ISSN 2052-1219 (online)

Bone Abstracts (2015) 4 OC2 | DOI: 10.1530/boneabs.4.OC2

Feature-based recognition of trabecular microstructure using 1.5T magnetic resonance imaging: a new methodology

Paul Dimitri1,2, Karim Lekadir3, Corne Hoogendoorn3, Paul Armitage1, Elspeth Whitby1, David King1 & Alejandro Frangi1

1The University of Sheffield, Sheffield, South Yorkshire, UK; 2Sheffield Children’s NHS Foundation Trust, Sheffield, South Yorkshire, UK; 3Universitat Pompeu Fabra, Barcelona, Spain.

Background: Magnetic resonance imaging (MRI) is used clinically to assess bone marrow, muscle and joints. The assessment of cortical and trabecular structure using MRI may provide further insight into the muscle–bone–bone marrow unit. Previous studies using MRI to evaluate microarchitecture are confined to research due to the need for specially adapted coils and navigator software to limit motion artifact. We present a novel statistical method using HRpQCT to determine the accuracy of a clinical 1.5 Tesla (T) MRI in quantifying trabecular microstructure.

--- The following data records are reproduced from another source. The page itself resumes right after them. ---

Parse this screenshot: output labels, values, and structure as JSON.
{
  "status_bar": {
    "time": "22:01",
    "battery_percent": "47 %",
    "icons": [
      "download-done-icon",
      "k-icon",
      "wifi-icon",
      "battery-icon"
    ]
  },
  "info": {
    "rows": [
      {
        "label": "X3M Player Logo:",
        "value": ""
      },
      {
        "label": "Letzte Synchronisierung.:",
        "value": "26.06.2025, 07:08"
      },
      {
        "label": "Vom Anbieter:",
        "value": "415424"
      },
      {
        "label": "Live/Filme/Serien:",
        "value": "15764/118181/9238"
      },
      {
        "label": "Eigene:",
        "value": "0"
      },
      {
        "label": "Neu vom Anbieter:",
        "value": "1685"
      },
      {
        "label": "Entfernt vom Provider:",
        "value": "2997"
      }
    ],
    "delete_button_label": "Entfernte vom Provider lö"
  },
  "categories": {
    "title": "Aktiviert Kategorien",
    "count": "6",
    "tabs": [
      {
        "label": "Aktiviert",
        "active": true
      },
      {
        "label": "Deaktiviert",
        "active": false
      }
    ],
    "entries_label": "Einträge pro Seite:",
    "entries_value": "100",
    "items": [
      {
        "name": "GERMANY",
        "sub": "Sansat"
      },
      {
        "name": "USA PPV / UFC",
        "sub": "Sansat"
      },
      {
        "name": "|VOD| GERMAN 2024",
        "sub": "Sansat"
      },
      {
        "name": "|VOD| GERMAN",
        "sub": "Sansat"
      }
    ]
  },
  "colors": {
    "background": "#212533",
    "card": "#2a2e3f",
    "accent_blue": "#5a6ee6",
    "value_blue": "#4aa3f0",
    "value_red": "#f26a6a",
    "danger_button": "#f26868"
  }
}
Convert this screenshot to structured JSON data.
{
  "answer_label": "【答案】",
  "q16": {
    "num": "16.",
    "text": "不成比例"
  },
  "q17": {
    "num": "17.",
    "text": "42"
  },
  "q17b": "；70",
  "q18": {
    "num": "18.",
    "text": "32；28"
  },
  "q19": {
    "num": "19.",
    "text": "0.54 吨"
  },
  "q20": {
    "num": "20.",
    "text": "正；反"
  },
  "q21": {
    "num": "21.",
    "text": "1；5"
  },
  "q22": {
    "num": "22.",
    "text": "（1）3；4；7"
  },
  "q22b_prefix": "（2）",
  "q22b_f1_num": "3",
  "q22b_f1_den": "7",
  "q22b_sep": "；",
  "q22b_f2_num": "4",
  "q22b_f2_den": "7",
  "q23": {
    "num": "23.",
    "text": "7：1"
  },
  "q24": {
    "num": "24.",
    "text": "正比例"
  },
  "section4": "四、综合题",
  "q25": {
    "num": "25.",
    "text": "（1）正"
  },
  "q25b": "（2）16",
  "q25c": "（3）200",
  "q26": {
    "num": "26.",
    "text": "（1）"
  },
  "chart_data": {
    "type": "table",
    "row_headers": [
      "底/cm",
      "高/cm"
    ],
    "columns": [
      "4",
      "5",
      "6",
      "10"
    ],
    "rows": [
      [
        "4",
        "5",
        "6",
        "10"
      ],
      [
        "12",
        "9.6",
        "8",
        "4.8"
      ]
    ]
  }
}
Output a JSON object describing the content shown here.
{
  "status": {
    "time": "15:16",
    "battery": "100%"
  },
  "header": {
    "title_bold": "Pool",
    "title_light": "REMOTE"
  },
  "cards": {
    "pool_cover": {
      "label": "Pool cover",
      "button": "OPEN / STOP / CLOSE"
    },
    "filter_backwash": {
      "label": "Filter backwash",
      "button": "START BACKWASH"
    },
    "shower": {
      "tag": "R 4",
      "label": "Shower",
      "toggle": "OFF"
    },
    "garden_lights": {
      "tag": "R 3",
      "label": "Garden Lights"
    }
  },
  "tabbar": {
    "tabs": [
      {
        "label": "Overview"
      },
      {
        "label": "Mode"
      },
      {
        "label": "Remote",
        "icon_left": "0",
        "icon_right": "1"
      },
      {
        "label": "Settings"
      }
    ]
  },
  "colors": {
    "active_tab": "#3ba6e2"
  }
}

Methods: We recruited 96 healthy 13–16 years old to undergo HRpQCT and 1.5T MRI of the non-dominant ultradistal tibia. Participants underwent two of the following axial MRI sequences: T1-weighted Fast Spin Echo (T1w), T2-weighted Fast Spin Echo (T2w), T2*-weighted Gradient Echo (T2*w), FIESTA, Ultrashort Time Echo (UTE), Ultrashort Time Echo High Resolution (UTE-HR). By relating trabecular parameters derived from the HRpQCT images, contextual image features contained within a defined region of interest within low resolution MRI sequences were used to develop a statistical prediction model designed to predict trabecular microstructural parameters. Image descriptors included statistical variability (mean intensity, standard deviation, skewness, and kurtosis), pattern repeatability (using grey level co-occurrence matrices), and pattern complexity (using run-length analysis and fractal dimension). Kernel partial least squares was used to find an optimal non-linear predictor model from the data relating MRI sequences to HRpQCT parameters. Prediction errors for the trabecular indices (trabecular thickness, spacing and number) were determined by using the different MRI sequences as the input of the prediction model.

Results: The FIESTA and UTE-HR image sequences demonstrated the highest accuracy in predicting all three trabecular parameters (12.01±3.44%, 12.08±4.48% respectively). T1w provided the highest predictive value in quantifying trabecular spacing (7.42% average error). T2w and T2*w most accurately predicted trabecular thickness (9.51%) and trabecular number (7.51%), respectively. Combining MRI sequences in the model to predict individual trabecular components did not improve the accuracy

Conclusions: Using the established predictive model, 1.5T MRI sequences can predict trabecular number, spacing, and thickness to within 10% of the values derived from HRpQCT. This study demonstrates the future potential of clinical MRI in assessing trabecular bone.

Disclosure: The authors declared no competing interests.